Denth se apoyó contra la barandilla.

—Las cosas en que creía, no sé si tenían sentido, ni si te interesa saber de ellas.

—Dices que sólo te interesa el dinero —contestó ella—. Pero no lo creo. He visto los libros de cuentas de Lemex. No te pagaba tanto, al menos no tanto como yo creía. Y, si hubieras querido, podrías haber atacado el carruaje de ese sacerdote para llevarte el dinero. Podrías haber robado el doble tan fácilmente como la sal.

Él no respondió.

—No sirves a ningún reino ni rey —continuó ella—. Eres mejor espadachín que un simple guardaespaldas… sospecho que mejor que casi nadie, si puedes impresionar a un jefe de los bajos fondos con tu habilidad. Podrías tener fama y premios si decidieras convertirte en duelista deportivo. Dices obedecer a tu jefe, pero das las órdenes más a menudo que las tomas… y además, ya que no te importa el dinero, eso de ser el empleado es sólo una fachada.

Se detuvo.

—De hecho, la única que vez que te he visto expresar una chispa de emoción es respecto a ese hombre, Vasher. El de la espada.

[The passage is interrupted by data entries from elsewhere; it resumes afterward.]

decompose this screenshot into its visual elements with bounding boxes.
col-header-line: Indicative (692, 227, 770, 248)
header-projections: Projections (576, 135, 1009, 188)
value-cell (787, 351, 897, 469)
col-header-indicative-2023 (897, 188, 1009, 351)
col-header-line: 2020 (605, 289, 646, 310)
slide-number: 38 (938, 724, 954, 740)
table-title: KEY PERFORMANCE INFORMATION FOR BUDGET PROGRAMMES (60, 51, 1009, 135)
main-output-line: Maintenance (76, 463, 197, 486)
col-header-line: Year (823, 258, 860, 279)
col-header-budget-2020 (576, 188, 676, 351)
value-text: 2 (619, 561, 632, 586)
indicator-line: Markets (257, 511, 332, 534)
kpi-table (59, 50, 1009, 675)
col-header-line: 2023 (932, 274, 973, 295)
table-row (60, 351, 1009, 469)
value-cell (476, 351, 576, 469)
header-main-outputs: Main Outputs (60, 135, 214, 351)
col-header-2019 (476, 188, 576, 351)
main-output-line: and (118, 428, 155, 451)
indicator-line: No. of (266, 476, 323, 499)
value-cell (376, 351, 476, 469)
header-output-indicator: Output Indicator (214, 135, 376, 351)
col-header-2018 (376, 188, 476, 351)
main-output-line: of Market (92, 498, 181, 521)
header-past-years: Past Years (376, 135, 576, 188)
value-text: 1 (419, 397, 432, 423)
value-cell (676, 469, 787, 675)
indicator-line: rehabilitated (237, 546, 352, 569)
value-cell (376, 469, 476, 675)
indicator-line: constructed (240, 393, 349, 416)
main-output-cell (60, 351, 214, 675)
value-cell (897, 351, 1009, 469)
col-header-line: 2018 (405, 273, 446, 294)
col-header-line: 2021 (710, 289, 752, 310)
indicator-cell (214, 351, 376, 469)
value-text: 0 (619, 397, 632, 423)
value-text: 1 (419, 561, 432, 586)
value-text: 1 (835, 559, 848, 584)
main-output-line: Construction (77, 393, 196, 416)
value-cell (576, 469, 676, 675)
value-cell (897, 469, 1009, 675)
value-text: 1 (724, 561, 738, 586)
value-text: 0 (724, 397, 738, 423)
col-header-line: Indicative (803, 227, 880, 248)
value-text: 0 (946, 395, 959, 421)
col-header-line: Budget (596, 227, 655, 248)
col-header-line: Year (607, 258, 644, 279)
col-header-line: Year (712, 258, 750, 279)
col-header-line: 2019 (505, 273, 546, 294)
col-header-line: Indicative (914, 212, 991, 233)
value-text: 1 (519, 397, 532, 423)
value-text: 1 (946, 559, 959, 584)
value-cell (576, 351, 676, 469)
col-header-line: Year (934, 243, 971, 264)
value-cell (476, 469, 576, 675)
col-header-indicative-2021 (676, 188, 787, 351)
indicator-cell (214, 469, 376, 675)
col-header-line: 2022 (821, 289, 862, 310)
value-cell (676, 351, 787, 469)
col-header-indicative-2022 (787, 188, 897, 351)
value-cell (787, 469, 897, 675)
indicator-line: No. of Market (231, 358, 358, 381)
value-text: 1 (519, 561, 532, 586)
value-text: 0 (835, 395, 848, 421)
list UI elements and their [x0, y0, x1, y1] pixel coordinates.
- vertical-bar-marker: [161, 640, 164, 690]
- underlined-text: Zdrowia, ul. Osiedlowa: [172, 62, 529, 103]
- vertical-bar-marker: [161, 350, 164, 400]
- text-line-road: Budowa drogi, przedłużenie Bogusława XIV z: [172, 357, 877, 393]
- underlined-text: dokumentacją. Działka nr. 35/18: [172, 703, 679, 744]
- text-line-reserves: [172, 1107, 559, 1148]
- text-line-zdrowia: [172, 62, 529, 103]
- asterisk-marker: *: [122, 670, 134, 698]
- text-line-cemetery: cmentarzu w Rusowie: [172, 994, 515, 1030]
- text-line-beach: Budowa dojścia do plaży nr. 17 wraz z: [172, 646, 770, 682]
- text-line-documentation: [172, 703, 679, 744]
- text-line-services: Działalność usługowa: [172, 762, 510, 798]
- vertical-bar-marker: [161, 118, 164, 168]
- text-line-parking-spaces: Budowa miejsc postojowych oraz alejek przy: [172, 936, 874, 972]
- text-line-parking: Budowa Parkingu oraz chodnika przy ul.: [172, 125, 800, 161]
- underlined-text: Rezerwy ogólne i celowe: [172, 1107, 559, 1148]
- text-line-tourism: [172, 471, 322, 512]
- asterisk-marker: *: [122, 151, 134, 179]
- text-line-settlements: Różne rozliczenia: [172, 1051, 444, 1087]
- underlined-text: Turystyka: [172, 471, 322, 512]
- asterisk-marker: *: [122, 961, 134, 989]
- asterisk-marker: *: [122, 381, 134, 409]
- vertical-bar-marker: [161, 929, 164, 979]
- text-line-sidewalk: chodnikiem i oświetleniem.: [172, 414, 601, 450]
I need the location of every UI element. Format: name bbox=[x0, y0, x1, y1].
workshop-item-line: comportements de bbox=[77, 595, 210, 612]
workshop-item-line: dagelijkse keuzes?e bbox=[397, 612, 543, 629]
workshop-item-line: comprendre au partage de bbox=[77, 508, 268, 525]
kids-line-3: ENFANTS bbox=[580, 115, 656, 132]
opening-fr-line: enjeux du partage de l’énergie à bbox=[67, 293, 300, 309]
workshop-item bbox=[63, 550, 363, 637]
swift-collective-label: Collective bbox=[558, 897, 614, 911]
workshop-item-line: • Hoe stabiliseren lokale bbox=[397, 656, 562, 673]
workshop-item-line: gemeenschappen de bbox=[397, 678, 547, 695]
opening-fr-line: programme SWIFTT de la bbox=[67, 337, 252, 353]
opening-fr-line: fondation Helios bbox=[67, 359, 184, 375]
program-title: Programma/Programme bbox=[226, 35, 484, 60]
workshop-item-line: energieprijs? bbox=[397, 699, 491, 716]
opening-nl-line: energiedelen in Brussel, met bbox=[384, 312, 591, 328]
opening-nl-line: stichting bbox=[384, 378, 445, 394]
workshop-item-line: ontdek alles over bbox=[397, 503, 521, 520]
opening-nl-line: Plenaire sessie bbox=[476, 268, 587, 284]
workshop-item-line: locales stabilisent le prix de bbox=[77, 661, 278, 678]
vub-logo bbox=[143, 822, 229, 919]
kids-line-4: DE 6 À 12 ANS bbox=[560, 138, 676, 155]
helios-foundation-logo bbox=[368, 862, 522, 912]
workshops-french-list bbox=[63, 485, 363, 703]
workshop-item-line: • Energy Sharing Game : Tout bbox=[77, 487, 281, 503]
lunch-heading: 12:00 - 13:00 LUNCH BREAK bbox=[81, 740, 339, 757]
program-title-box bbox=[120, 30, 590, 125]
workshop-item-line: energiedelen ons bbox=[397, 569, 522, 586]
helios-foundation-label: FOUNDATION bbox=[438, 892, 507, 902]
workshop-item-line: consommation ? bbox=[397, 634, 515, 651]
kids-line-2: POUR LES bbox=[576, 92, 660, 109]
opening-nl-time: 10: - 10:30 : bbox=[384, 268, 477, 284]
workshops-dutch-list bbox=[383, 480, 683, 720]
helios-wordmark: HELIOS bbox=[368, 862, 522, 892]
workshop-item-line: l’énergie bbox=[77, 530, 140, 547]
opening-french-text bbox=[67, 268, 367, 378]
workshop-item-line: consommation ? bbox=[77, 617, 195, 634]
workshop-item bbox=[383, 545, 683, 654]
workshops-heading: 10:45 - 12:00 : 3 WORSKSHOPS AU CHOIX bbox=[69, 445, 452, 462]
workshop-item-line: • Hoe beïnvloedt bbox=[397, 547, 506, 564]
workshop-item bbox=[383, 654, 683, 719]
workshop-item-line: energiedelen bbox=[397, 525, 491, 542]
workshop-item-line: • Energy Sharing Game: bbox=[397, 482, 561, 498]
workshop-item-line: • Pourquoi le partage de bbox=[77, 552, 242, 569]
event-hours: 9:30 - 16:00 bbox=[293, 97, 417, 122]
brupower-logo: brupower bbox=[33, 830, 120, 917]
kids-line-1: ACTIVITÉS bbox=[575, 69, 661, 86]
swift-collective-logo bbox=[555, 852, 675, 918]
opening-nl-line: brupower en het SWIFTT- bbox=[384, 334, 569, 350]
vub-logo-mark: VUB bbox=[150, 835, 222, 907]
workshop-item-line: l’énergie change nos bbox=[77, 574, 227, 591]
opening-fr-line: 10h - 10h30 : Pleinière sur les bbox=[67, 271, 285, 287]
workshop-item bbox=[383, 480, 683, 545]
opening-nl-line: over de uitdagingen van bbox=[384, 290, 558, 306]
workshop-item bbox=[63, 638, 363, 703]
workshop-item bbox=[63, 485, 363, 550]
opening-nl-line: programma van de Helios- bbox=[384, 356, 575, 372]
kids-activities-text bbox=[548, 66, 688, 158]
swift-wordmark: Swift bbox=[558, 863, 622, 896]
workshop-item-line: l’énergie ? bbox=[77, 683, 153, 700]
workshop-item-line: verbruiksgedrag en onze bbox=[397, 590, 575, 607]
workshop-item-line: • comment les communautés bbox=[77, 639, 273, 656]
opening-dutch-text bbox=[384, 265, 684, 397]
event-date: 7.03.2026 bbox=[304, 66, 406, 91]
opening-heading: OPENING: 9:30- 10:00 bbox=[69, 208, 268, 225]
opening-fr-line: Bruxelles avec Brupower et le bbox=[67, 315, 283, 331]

Mientras ella pronunciaba el nombre, Denth se tensó.

—¿Quién eres? —preguntó Vivenna.

Denth se volvió hacia ella, la mirada dura, demostrándole, una vez más, que el hombre jovial que mostraba al mundo era una máscara. Suavidad para cubrir la piedra interior.

—Soy un mercenario.

—Muy bien, pero ¿quién eres?

—No quieras saber la respuesta a eso —dijo él. Y se marchó, dejándola a solas en el oscuro balcón de madera.